Researchers came across these vampiric vespids while hard at work in the National Reserve of Allpahuayo-Mishana in the Peruvian Amazon — often described as the most biodiverse rainforest in the world.
The creepy, bright-yellow creature can grow up to 0.7 of an inch and has an abnormally large head, which got a nod in its name, Capitojoppa amazonica — “capito” being a Spanish nickname for someone with a big head.
Some good news, however — humans aren’t high on the list of living beings likely to fall prey to the creature. Caterpillars, beetles, and spiders appear to be preferred.
“Once the host is located and mounted, the female will frantically stroke it with her antennae,” Brandon Claridge, a doctoral candidate in biology at Utah State University, whose team discovered the wasps, told Live Science.
“If acceptable, the female will deposit a single egg inside the host by piercing it with her ovipositor (a tube-like, egg-laying organ).”
The eggs typically hatch after a few days. The offspring will continue to develop inside their host, only emerging once they have grown into fully-formed adult wasps.
And speaking of weird science — researchers also recently discovered that female frogs fake their deaths to avoid sexual interactions.

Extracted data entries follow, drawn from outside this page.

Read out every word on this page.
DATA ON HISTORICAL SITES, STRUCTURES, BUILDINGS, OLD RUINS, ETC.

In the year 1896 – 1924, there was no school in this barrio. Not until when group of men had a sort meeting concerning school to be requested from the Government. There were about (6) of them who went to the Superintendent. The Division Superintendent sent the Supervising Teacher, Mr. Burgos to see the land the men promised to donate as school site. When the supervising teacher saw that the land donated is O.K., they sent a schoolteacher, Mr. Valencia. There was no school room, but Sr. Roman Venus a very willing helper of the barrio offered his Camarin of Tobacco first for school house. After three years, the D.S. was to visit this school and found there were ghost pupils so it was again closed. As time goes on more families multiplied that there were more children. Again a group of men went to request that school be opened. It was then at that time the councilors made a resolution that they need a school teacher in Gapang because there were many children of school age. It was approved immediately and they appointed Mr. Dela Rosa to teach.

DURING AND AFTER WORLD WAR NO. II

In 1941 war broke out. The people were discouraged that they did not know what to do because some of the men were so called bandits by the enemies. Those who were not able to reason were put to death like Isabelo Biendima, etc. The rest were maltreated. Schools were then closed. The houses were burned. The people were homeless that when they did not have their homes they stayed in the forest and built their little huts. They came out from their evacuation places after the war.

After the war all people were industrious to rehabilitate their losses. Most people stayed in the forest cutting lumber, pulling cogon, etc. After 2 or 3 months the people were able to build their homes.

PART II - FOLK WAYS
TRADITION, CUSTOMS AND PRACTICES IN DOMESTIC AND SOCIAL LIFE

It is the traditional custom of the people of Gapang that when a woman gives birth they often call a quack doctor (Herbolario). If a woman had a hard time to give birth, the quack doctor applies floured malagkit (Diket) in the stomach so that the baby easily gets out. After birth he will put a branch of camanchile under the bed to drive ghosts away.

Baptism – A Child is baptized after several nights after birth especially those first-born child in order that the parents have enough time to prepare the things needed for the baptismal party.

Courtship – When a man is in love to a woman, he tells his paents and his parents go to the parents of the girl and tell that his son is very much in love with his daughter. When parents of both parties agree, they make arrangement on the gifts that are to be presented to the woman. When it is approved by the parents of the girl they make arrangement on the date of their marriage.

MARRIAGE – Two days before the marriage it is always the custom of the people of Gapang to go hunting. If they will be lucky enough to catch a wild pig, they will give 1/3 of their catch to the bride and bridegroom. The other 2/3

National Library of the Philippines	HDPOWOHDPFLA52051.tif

Experts previously believed that she-frogs weren’t able to fend off unwanted male attention — in the form of intimidation, harassment and even forced sex — that could potentially lead to the physical attachment of male frogs to females, called amplexing.
The mating behavior can result in death for the female frogs, scientists noted.
But, to the surprise of researchers from the Natural History Museum of Berlin, the female frogs have tactics for escape — by rolling over and playing dead, so to speak.